Let’s say you were interested in someone who is very popular and you have followed his life. Let’s also say that there is much information available about him. Maybe this person is a great leader, like the president of a great nation. Because you want to know him, you have read everything written about him and watched every video and movie about him. You believe you know everything there is to know about this person. But would you now conclude that you have a relationship with him? If you walked up to that person on the street and shook his hand, would he know you? Could you really consider yourself to have any kind of relationship with him?
We can all agree that knowing everything about someone is different from having a relationship with him. So if you read the Bible, attend church, participate in a Bible study, behave with the highest of moral standards, and serve the poor, does that mean you have a relationship with Jesus? Maybe—but then again, maybe not.
I guess the real question is whether you do these activities with Jesus. When you do these things, do you at the same time consider Him, follow the promptings of the Holy Spirit, and enjoy being in His presence? Do you listen to Him and for Him as you do these activities? If you do, it’s starting to sound more like having a relationship with Him, rather than just having knowledge of Him. If, during all your activities, you are not doing them with Jesus, then you may be doing a whole lot of good things, but you aren’t developing a relationship with Jesus.

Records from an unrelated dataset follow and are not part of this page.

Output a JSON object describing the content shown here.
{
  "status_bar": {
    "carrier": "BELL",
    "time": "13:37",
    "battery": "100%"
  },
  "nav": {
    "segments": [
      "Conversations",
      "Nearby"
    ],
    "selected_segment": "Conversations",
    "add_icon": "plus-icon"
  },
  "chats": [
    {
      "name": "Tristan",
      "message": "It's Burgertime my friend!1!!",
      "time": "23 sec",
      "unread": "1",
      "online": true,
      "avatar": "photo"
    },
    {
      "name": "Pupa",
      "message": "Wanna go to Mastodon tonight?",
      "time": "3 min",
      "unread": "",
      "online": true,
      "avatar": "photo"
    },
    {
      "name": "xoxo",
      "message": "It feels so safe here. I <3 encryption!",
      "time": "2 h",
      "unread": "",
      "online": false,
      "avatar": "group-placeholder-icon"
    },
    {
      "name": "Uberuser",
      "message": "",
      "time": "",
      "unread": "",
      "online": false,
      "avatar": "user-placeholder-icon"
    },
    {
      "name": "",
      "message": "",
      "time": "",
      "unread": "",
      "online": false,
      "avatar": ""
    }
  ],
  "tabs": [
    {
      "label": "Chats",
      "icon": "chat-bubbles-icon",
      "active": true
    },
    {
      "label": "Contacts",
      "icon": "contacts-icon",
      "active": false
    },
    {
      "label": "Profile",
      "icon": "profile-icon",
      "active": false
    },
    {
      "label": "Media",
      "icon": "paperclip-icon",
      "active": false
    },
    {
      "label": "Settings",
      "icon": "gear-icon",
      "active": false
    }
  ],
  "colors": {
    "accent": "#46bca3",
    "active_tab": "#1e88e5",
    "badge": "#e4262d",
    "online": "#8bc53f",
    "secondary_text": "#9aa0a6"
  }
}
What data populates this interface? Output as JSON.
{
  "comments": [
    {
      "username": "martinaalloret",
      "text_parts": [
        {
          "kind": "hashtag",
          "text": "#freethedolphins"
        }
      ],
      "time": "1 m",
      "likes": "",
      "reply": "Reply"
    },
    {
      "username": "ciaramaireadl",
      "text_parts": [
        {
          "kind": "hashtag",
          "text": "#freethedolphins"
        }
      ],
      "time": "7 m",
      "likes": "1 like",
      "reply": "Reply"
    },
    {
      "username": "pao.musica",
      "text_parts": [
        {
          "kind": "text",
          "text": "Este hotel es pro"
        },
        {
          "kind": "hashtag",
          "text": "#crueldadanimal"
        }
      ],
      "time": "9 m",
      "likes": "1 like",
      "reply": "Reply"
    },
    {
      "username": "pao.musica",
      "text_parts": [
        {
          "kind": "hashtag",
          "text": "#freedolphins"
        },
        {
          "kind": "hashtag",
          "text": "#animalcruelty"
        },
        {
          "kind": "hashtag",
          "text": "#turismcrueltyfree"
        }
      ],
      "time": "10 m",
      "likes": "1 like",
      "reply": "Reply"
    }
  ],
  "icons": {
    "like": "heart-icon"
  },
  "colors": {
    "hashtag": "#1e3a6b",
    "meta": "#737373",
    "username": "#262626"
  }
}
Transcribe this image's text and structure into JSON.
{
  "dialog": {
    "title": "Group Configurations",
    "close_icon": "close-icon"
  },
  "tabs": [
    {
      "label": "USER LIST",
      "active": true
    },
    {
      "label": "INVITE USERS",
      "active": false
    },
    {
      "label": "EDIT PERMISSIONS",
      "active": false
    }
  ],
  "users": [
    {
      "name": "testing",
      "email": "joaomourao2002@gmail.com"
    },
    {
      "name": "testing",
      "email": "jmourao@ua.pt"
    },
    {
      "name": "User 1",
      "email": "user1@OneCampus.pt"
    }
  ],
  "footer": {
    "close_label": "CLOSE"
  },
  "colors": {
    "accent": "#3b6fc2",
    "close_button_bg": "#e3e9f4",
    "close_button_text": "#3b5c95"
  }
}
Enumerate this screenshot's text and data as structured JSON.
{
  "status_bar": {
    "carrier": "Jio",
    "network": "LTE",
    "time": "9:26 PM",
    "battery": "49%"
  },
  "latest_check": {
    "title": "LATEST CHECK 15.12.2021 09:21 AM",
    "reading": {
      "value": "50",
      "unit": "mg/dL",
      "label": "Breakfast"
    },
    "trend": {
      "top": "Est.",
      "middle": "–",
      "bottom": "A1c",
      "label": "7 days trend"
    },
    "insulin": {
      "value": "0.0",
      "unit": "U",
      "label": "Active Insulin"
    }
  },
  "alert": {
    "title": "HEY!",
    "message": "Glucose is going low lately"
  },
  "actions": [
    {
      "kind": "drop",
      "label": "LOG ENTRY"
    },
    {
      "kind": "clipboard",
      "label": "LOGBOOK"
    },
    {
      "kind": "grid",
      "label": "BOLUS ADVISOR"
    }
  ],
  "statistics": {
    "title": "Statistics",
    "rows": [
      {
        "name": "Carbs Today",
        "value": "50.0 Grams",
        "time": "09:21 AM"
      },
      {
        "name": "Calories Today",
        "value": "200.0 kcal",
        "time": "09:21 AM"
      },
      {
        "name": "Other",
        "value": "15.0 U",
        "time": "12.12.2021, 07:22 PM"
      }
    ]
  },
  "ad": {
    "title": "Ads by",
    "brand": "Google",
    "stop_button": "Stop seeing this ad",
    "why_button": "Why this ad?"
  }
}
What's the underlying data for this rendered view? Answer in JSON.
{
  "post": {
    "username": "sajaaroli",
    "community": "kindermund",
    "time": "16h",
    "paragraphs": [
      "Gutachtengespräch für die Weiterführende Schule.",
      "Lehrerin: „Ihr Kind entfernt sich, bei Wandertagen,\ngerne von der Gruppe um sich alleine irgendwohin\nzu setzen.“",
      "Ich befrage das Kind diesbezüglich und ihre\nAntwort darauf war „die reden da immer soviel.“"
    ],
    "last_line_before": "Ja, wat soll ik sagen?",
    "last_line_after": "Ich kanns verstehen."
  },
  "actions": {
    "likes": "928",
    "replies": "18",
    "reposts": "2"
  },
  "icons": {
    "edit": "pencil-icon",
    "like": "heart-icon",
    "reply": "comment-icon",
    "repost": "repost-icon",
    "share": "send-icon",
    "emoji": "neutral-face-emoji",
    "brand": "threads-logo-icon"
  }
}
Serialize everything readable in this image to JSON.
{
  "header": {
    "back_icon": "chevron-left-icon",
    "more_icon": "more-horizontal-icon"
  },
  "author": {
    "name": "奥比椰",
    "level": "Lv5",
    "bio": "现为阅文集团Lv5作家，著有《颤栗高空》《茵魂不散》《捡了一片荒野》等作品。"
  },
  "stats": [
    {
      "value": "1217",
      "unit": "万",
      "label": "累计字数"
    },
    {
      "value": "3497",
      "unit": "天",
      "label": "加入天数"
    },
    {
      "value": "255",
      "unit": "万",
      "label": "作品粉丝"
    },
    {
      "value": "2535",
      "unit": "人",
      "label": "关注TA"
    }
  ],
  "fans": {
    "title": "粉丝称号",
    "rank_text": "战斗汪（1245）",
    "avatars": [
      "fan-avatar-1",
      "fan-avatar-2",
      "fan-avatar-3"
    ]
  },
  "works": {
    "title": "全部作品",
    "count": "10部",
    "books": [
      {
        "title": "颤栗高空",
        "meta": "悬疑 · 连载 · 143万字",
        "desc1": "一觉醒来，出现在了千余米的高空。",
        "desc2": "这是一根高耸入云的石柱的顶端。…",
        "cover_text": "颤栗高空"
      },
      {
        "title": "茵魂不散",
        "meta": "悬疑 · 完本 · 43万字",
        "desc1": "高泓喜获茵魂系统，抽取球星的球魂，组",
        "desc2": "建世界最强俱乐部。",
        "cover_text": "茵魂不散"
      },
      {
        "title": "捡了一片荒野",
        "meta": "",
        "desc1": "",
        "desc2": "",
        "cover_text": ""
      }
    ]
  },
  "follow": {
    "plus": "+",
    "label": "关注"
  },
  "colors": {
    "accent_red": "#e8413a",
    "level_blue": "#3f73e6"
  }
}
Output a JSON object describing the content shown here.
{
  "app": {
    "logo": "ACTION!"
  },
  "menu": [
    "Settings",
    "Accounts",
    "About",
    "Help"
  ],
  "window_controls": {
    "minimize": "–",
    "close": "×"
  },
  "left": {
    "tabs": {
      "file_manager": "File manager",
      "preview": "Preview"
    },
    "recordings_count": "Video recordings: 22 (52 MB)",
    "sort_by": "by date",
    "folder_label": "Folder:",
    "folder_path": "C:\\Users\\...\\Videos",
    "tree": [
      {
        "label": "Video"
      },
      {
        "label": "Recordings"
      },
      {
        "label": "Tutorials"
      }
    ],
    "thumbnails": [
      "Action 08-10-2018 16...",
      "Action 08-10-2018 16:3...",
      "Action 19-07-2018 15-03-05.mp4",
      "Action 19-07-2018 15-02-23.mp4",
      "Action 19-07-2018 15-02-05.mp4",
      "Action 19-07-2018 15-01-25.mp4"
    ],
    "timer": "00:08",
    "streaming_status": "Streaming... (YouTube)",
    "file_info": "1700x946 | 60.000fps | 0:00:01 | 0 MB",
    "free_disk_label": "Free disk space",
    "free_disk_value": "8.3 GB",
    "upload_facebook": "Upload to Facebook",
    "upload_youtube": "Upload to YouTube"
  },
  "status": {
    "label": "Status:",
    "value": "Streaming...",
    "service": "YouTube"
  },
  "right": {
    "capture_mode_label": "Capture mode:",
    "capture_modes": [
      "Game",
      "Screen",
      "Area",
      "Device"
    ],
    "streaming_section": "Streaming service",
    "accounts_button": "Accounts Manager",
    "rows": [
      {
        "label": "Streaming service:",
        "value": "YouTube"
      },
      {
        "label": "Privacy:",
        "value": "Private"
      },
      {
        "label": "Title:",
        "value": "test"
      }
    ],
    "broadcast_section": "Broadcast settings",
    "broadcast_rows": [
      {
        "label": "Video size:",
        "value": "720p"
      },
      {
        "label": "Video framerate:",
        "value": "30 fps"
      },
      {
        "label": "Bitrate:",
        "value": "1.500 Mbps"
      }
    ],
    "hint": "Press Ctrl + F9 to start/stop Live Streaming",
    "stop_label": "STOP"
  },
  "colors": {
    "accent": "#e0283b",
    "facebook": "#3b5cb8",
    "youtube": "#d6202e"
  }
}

Let’s say you decide to spend a week with your best friend from out of town. You spend the entire week with him (physically in his presence), but never talk to him, interact with him, or introduce him to anyone. You know your friend exists and that he’s with you, but if you’re not interacting with him, you’re certainly not developing a relationship with him. This would be weird behavior, indeed. But in fact, is this how you sometimes treat Jesus? You know Jesus said He would always be with you, but are you failing to pay attention to Him, interact with Him, and introduce Him to anyone? I have days like that, and I hate it. I don’t like admitting this, but it’s true. And yes, it scares me. It makes me want to run back to Jesus and ask for His forgiveness and repent of my evil ways.
Maybe you’re thinking, I go to church and am in a Bible study, so that’s good enough. It’s not a question of good enough, however, but of whether the Holy Spirit is alive in you and working in your heart, and whether the things you do are manifestations of God’s love in you. You may be doing good, but if you’re doing so with your own strength instead of the outpouring of your heart, it’s possible you’re just doing good but not developing a relationship with Jesus.
I believe Jesus is calling us to a deep, close, and personal relationship with Him, in which He doesn’t play second fiddle to anyone. He expects us to keep our relationship with Him number one. I think most Christians understand this, but we’re taught, “once saved, always saved,” which suggests there’s no risk or consequence to intentionally ignoring Jesus and the promptings of the Holy Spirit. But what if Jesus said that the consequences of not developing a personal relationship with Him are that you cannot go to heaven? Would you then change your walk with Him? Would you live your life differently?